I believe it is because we have the wrong mental model for strategic communication. In some circles the model is depicted as an orchestra. In an orchestra everyone has their instrument and their piece of the music but they must play in tune and time with every other person. While this model has it's truths, I believe it is inaccurate for communication. To communicate means to "share" or "to make common." Communication is about action, moving something from one place to another. Communication is about doing things; human beings doing. This orchestra model leaves out the audience. They have either to like the music or not but are not considered part of the outcome.

Let's review Jack's Laws of Communication:

Jack's 1st Law of Communication - In absence of a net force, information at rest will remain at rest.

Jack's 2nd Law of Communication - Information experiencing a net force experiences Communication. Therefore, Communication is Information in action.

Jack's 3rd Law of Communication - For every Communication (Information in action), there is an equal and opposite Communication (Information Reaction).

Communication is about "doing" things.

And now let's review Jack's Laws of Information:

Jack's 1st Law of Information - Information is power, but only powerFUL when communicated.

Jack's 2nd Law of Information - Information AS power is measured by the difference between communication "intent" and "effect."

Jack's 3rd Law of Information - Proficiency in wielding information as power is the difference between reacting and responding.

As I mentioned, Strategic Communication is the deliberate application of information.

I believe a better model is that of a movie. Every movie begins with "The End." No producer will put a dime to any project until he, the director and the writer know what they want the audience to leave the theatre with. Then the project is put together line upon line, frame by frame, scene by scene in a logical sequence of the situational awareness of the characters that takes audience from one place to another; moved from one understanding to another. It is about storytelling and to tell a story you must have in mind the end from the beginning.

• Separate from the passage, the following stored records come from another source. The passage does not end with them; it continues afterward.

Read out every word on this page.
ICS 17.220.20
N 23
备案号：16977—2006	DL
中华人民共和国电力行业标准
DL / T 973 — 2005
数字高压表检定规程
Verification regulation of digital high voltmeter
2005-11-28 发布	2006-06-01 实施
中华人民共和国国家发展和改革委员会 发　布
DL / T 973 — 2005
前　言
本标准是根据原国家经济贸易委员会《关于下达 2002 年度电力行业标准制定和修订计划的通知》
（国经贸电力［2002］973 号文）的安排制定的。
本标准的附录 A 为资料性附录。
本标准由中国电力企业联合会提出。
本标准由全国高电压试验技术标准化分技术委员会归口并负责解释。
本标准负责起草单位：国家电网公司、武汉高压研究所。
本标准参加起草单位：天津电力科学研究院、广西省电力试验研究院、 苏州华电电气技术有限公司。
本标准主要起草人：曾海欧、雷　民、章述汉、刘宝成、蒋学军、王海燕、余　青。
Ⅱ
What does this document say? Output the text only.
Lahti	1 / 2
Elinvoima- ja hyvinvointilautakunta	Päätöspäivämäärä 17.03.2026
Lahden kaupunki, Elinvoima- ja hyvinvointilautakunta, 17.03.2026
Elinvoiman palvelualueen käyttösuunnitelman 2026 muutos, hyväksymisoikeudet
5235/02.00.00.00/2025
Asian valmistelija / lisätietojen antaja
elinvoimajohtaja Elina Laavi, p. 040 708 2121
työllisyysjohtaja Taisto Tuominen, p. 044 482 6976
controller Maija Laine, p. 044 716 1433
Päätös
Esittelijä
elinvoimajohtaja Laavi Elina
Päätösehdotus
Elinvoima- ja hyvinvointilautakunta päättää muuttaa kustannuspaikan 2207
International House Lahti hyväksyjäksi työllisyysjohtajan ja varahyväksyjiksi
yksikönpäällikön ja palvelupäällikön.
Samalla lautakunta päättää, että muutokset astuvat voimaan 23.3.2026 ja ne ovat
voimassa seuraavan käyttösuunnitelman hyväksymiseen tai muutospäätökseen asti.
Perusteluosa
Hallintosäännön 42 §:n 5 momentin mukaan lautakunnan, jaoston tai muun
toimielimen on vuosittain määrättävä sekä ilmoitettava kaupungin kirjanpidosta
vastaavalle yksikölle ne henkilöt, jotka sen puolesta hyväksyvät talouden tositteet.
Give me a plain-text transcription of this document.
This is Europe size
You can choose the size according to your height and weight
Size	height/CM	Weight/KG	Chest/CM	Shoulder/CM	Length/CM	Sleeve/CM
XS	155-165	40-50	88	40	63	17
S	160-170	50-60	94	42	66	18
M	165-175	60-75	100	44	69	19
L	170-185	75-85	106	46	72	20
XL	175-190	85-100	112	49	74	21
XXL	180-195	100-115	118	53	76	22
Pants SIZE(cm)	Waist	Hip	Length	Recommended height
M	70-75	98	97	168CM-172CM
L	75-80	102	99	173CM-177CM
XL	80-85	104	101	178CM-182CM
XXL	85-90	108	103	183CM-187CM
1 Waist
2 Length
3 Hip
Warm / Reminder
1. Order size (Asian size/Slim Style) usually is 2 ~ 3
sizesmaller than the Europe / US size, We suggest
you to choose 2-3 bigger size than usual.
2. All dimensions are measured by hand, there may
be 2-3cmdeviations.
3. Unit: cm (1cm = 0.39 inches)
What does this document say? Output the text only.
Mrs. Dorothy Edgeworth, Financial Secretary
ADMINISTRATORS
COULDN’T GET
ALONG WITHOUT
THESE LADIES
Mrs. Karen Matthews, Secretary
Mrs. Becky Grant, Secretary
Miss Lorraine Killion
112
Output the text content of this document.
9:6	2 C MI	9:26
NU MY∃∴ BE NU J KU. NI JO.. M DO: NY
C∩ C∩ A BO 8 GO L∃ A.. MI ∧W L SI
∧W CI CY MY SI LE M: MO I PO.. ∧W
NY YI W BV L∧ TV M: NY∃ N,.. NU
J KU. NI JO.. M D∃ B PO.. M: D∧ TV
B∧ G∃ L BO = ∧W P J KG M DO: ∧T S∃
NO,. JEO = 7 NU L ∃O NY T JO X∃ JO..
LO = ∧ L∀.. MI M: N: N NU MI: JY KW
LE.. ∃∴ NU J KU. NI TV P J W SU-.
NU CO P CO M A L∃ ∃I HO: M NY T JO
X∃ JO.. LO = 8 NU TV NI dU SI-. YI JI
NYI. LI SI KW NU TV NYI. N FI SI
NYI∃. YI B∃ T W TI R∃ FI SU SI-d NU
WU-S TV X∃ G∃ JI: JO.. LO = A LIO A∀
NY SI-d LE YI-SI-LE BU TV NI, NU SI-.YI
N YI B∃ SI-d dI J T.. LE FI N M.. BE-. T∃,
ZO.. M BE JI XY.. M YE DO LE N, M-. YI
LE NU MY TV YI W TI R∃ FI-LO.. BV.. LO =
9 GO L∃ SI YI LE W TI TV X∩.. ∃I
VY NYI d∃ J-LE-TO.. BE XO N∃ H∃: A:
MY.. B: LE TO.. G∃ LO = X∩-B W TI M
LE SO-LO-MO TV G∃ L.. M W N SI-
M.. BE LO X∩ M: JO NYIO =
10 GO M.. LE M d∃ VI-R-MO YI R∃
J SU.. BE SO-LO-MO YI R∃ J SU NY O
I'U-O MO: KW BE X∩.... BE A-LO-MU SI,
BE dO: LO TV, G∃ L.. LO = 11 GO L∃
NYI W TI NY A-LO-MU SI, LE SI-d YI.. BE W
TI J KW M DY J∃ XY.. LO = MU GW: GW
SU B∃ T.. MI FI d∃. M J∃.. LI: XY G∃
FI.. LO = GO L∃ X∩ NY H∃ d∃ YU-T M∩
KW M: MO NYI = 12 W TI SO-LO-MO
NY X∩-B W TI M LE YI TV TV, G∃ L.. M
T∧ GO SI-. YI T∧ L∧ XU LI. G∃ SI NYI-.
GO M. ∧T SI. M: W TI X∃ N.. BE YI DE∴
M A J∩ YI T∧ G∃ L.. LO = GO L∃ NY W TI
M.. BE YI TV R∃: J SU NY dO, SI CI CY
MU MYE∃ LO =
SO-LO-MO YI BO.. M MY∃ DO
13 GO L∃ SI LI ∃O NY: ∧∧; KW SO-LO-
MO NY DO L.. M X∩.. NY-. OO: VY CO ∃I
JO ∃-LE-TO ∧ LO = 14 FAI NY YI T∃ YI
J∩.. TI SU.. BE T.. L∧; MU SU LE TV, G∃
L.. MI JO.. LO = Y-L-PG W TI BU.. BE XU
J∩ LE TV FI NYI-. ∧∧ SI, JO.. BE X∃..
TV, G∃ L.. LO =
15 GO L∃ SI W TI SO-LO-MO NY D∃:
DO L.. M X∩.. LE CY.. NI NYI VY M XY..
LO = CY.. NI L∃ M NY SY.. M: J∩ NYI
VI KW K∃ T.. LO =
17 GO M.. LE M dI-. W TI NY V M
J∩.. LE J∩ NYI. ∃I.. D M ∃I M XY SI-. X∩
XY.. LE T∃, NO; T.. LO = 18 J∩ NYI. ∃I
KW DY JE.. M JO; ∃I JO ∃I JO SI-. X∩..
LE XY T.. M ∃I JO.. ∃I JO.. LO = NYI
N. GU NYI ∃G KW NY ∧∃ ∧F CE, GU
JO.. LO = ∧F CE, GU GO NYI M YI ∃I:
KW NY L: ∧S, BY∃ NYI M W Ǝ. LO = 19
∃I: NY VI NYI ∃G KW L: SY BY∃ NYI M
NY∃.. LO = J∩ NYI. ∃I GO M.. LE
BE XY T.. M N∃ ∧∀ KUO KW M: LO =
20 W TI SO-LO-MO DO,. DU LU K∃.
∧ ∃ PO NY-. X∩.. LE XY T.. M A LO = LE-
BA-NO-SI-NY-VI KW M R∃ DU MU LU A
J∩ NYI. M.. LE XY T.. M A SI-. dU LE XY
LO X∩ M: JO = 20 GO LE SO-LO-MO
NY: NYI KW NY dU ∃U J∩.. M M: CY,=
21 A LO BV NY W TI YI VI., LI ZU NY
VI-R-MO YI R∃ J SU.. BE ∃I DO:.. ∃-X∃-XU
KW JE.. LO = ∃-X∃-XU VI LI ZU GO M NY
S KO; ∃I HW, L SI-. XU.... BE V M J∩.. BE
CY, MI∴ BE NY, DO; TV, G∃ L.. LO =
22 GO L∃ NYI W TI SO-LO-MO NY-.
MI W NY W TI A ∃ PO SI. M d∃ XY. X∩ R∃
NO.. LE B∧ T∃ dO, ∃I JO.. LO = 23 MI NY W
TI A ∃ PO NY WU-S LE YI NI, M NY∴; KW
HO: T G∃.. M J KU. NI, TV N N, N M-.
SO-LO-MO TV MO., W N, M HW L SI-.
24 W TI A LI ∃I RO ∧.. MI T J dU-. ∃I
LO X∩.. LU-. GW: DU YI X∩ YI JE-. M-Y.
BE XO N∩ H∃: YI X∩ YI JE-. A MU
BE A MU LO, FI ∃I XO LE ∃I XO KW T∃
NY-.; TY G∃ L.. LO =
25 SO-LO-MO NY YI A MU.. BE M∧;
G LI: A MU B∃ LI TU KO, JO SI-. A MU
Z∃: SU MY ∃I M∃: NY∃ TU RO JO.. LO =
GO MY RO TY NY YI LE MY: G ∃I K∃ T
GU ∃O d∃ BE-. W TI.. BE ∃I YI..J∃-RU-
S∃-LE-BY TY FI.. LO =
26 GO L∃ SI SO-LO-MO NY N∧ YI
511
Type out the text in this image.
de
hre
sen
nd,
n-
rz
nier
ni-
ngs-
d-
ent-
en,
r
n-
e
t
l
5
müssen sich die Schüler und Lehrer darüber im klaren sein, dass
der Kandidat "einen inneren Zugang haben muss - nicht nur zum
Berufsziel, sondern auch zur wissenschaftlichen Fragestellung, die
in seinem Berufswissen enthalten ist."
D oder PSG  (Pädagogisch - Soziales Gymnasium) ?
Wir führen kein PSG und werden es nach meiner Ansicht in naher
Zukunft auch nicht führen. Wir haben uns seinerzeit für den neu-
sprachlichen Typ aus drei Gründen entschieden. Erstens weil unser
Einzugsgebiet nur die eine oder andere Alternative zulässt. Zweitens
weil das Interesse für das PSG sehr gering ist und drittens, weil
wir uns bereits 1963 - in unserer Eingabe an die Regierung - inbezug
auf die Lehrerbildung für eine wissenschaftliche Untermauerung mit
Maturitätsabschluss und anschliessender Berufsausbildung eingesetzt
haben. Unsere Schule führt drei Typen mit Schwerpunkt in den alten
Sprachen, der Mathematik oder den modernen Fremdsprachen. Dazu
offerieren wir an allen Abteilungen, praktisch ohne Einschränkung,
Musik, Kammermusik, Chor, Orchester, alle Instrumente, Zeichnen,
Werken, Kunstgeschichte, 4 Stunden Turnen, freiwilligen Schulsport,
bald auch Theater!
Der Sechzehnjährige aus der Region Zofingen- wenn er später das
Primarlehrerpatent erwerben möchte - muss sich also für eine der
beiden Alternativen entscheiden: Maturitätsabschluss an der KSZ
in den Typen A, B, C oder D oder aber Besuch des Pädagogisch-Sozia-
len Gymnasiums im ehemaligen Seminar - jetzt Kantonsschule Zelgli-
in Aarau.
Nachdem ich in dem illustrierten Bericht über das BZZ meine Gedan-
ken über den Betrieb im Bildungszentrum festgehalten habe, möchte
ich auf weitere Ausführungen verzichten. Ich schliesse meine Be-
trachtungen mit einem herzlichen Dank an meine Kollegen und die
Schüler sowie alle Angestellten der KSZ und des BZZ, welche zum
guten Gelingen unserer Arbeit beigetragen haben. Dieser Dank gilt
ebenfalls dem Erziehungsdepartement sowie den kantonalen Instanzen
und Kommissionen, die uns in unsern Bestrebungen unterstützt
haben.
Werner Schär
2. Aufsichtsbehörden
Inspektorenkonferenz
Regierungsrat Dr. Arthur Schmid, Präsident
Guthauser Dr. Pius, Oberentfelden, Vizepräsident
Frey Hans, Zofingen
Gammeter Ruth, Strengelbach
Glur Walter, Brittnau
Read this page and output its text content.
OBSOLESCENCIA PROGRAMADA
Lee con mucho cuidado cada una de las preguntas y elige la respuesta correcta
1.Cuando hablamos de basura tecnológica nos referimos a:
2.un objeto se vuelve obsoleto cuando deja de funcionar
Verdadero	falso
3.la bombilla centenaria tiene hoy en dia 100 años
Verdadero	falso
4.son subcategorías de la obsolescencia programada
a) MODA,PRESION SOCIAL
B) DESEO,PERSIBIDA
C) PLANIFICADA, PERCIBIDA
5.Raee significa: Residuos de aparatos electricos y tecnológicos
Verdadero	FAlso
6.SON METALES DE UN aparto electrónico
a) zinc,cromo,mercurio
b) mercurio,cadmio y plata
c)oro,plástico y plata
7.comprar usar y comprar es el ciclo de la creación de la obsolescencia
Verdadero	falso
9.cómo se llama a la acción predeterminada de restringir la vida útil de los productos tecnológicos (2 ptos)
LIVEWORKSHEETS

It is also important to understand that it is everyone's responsibility to become situationally aware.

To paraphrase Maj. Gen. Admire, we too many times don't ask ourselves, "What don't I know? Who knows what I need to know? and How do I find them?"

Strategic Communication is about engaging and being engaged by all the stakeholders and helping them understand events as they occur in the accomplishment of the goal. For the US Government and especially the DoD the public is a primary stakeholder, an audience whose actions have a direct effect on the outcome.

Those charged with communicating with the public are the Public Affairs Officers. Public Affairs Officers too many times are not at the planning sessions, sometimes by omission sometimes by commission. This goes for businesses and their public relations people as well. They are left out of the planning and therefore unable to know the nuances of why what is happening is happening or what it actually means to the goal or objective. They can be very good at reporting on the events that are happening, but without an understanding of the original reasoning behind why an action is being taken they cannot explain it well in the proper context.

It is not for the Public Affairs Officers to create the perceptions or understanding they want, but to communicate the commander's intent and explain events within that context. The role of the Public Affairs Officer is not to just be a trusted advisor to the commander or the flak jacket you put out in front of the press. The Public Affairs Officer is to be a trusted member of the team that works to build understanding between the commander, the command staff, the troops in the field and the public. Promoting and enhancing situational awareness is a command responsibility that falls to the Public Affairs Officer; but again, it is everyone's responsibility to become situationally aware.

We must ask ourselves: What do I know? Who needs to know? Have I told them? What don't I know? Who knows what I need to know? and How do I find them?

Charles J. "Jack" Holt III is the Senior Strategist for Emerging Media for the Dept. of Defense and adjunct lecturer at Georgetown University.